La Cina, che aveva presentato la fonte di maggiore preoccupazione un anno fa, sembra essere in grado di navigare ad una velocità di crociera che appare supersonica, non solo se vista dall’Europa ma anche in relazione alle dimensioni raggiunte dall’economia cinese. D’altro canto, i prezzi delle materie prime testimoniano che la domanda cinese è sempre presente. E questo è favorevole per tutti i paesi, sviluppati ed emergenti, che alimentano la grande “officina” cinese.
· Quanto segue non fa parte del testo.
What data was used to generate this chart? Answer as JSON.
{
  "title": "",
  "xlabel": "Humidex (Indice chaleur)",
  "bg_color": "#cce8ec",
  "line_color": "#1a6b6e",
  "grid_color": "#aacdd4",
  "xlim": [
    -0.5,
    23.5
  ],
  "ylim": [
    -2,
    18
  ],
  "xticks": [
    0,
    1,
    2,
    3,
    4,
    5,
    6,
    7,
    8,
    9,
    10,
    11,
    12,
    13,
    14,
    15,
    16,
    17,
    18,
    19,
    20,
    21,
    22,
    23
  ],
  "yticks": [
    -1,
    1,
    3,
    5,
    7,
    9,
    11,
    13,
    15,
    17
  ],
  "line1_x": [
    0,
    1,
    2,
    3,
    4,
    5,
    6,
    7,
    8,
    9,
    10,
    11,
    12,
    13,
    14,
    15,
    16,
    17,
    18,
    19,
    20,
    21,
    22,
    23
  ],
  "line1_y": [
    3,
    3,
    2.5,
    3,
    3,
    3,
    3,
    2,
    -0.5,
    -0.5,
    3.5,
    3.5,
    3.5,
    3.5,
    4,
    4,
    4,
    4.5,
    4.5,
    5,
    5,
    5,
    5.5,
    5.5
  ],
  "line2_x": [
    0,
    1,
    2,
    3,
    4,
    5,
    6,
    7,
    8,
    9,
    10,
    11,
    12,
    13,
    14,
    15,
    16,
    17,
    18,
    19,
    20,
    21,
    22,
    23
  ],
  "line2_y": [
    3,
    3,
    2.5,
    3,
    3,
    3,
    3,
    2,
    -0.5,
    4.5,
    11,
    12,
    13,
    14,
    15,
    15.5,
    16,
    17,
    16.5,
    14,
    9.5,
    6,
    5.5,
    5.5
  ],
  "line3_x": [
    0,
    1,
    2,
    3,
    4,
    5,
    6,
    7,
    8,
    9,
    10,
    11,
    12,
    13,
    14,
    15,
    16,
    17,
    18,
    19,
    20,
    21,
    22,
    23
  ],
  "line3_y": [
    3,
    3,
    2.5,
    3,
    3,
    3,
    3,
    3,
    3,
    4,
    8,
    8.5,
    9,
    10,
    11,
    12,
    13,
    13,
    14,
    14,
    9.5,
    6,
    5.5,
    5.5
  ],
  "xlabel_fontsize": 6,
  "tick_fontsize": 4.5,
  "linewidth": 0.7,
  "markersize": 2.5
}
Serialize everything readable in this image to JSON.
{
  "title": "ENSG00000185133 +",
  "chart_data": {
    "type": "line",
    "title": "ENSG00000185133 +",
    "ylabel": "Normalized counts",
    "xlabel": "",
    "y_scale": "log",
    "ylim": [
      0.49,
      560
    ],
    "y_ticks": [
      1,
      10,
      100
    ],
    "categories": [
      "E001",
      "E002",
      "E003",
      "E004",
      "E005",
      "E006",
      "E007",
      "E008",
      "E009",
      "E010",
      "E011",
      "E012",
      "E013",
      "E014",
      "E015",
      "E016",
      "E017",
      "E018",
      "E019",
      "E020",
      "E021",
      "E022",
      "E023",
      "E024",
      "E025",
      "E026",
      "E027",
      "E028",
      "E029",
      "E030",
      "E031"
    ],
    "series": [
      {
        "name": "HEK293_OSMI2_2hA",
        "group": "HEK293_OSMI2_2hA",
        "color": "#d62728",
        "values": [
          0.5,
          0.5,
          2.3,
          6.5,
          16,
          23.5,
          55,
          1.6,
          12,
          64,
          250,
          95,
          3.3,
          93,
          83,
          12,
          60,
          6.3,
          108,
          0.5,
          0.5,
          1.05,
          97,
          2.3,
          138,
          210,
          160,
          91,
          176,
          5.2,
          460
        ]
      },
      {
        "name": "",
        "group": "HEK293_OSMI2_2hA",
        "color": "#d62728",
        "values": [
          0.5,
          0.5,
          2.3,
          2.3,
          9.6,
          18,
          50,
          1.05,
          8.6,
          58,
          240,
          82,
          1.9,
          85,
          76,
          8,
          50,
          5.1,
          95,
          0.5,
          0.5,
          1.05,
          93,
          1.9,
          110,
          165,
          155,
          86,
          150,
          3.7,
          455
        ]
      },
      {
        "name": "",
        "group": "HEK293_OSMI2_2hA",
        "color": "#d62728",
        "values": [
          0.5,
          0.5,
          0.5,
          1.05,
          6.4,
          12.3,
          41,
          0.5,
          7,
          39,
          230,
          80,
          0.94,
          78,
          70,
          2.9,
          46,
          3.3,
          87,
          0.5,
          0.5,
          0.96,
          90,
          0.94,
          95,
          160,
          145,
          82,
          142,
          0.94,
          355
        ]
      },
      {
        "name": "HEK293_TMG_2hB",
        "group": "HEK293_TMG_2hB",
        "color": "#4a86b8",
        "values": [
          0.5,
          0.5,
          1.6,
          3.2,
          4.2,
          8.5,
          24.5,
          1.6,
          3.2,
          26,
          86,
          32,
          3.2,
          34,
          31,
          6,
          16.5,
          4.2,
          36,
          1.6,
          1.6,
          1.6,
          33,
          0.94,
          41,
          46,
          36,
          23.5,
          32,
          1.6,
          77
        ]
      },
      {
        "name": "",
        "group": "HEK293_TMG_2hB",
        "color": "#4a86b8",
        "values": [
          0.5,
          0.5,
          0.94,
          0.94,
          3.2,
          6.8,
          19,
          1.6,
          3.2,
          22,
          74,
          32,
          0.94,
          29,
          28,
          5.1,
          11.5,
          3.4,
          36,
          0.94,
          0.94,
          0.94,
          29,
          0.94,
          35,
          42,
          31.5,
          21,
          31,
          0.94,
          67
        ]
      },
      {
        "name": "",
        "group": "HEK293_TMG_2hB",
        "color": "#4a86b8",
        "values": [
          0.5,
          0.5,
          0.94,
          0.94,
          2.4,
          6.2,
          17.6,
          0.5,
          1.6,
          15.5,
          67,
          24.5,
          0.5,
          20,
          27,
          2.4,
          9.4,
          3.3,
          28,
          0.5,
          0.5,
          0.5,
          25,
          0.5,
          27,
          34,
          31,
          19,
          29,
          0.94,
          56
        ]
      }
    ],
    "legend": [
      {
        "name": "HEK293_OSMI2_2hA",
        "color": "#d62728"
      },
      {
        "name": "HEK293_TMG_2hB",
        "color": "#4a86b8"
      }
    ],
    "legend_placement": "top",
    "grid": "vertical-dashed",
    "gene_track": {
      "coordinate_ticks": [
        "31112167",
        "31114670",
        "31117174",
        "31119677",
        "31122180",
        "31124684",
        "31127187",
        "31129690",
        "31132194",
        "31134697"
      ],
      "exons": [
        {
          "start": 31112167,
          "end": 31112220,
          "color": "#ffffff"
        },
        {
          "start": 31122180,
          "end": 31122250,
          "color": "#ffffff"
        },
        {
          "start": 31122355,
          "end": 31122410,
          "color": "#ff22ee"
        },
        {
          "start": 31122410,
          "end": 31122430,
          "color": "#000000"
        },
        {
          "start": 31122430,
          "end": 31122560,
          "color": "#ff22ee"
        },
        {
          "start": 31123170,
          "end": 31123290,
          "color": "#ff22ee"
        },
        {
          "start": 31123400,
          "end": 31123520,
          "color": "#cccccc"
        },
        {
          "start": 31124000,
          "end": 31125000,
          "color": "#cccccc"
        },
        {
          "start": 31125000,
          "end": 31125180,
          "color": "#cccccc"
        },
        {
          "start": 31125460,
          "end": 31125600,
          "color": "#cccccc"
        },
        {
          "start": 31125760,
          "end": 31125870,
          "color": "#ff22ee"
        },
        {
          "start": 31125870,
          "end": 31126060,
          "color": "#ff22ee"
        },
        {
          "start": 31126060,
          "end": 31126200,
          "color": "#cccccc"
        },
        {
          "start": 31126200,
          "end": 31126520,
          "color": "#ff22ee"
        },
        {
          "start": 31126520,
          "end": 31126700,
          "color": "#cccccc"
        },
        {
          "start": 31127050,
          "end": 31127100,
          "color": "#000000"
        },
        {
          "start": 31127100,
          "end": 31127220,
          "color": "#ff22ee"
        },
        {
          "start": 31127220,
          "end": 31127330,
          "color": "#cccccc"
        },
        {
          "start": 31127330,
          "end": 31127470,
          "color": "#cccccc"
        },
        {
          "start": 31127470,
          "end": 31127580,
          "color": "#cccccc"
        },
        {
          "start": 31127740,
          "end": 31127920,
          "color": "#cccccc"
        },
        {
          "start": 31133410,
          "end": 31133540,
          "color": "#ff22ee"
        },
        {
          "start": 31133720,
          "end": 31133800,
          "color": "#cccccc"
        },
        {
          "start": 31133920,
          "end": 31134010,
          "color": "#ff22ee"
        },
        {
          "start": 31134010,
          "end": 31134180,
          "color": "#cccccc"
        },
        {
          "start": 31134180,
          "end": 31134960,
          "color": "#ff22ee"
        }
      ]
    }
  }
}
Anche l’India si conferma economia tra le prime 10 al mondo, con una continua rapida crescita e trasformazione presentando una bassa correlazione con i mercati internazionali, che si riflette positivamente in Asia. Crescita supportata massivamente anche dalla Reserve Bank of India che per contribuire all’incremento degli investimenti internazionali sulle corporate nazionali, ha liberalizzato il mercato consentendo agli investitori di accedervi direttamente tramite le piattaforme di negoziazione del paese ,  con indubbio  incremento di capitali esteri soprattutto sul mercato obbligazionario indiano.
Fatta eccezione per chi, come il Messico, è nel mirino di Trump, una ripresa della crescita americana e mondiale dovrebbe favorire petrolio e materie prime e quindi favorire i bilanci pubblici e societari dei paesi emergenti
Crescita forte, ma l’inflazione non scherza! Chiaramente, solo i prossimi mesi potranno decretare se, come ha scritto la BCE sul suo ultimo Bollettino mensile, il balzo dell’inflazione sia un fenomeno temporaneo, destinato a rientrare con la stabilizzazione del prezzo del petrolio.
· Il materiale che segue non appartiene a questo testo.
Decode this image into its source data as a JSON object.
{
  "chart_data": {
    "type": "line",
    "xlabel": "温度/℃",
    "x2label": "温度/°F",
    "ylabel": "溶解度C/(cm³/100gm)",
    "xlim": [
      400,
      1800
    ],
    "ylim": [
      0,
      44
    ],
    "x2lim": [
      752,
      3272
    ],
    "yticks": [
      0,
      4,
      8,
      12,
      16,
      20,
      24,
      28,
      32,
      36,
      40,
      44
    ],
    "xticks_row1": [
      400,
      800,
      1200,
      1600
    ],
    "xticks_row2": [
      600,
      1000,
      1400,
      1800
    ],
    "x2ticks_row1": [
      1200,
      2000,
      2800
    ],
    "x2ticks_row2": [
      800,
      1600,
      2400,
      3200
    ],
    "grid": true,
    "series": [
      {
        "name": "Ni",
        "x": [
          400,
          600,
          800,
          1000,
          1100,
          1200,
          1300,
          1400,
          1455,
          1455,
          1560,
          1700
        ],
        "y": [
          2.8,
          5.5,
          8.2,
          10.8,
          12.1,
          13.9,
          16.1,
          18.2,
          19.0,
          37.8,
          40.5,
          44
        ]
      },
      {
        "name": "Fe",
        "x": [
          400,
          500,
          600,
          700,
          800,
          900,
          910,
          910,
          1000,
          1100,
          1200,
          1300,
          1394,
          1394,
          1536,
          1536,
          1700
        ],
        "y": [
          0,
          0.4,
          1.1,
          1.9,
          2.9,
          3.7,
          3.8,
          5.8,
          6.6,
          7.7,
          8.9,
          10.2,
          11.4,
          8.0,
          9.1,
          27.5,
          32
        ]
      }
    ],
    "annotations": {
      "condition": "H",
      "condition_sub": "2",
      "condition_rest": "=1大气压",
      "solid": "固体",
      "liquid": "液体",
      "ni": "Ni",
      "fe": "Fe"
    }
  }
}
Quello che però a Francoforte non hanno messo nel conto e i mercati hanno invece rapidamente recepito è la reazione dell’opinione pubblica, non solo in Germania, nei confronti di questi primi segnali di risveglio dell’inflazione. E non è una cosa da poco in Europa, dove la BCE è l’ultima istituzione comunitaria nei cui confronti i cittadini europei nutrono fiducia e rispetto.
Dopo averla a lungo invocata, sono bastati un paio di mesi tonici sul fronte prezzi per temerla e capire come l’anomalia degli attuali tassi negativi sia ormai incompatibile con il contesto. Quindi la BCE aspetterà sicuramente le elezioni presidenziali in Francia, di modo che la piena potenza di fuoco del QE possa scoraggiare manovre speculative in grado tra l’altro di condizionare la serenità necessaria al processo democratico. Una volta chiuse le urne del secondo turno, prima della pausa estiva, potrebbe iniziare il lungo percorso di ri-normalizzazione della politica monetaria europea ovvero la lenta chiusura del QE e successivo rialzo dei tassi sulla scia degli Stati Uniti dove invece i rialzi sono già iniziati e continueranno.
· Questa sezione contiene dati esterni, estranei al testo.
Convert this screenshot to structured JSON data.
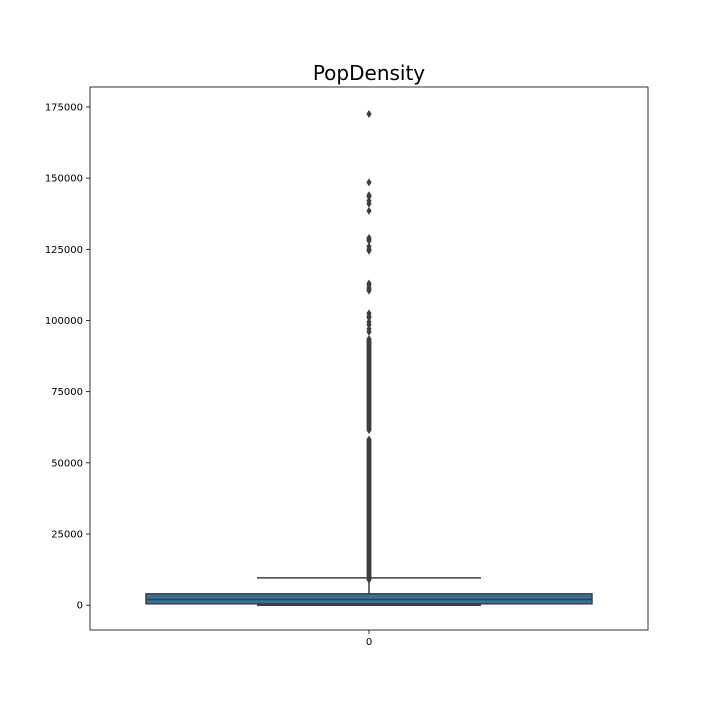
{
  "chart_data": {
    "type": "box",
    "title": "PopDensity",
    "xlabel": "",
    "ylabel": "",
    "categories": [
      "0"
    ],
    "ylim": [
      -8700,
      182000
    ],
    "yticks": [
      0,
      25000,
      50000,
      75000,
      100000,
      125000,
      150000,
      175000
    ],
    "grid": false,
    "box": {
      "q1": 500,
      "median": 2000,
      "q3": 4000,
      "whisker_low": 0,
      "whisker_high": 9600
    },
    "outliers": [
      172500,
      148500,
      144000,
      143500,
      142000,
      141000,
      138500,
      129000,
      128500,
      128000,
      126000,
      125000,
      124500,
      113000,
      112500,
      111500,
      111000,
      110500,
      102500,
      101500,
      101000,
      99500,
      98500,
      97000,
      96000
    ],
    "outlier_dense_ranges": [
      [
        9000,
        58500
      ],
      [
        61500,
        93500
      ]
    ],
    "colors": {
      "box_fill": "#3274a1",
      "line": "#3f3f3f"
    }
  }
}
Poche nubi ed ancora sole in questo prossimo trimestre 2017, per i portafogli degli investitori se prediligono le azioni alle obbligazioni. E per le azioni è meglio rimanere in ambito europeo che ha sofferto l’incertezza politica dell’ultimo anno e ha solo in parte ricuperato e perché no rimanere in Italia dove il nuovo strumento PIR ( Piano Individuale di Risparmio) sta drenando molta liquidità a sostegno della crescita delle nostre aziende italiane. Se dalle obbligazioni non si riesce ad allontanarsi allora è meglio prediligere il segmento delle corporate possibilmente con duration breve ed high yield, alla ricerca nostalgica dei rendimenti difficili da ottenere con l’attuale struttura dei tassi. Infine è un momento ancora favorevole per il mercato degli emergenti sia azionari che obbligazionari.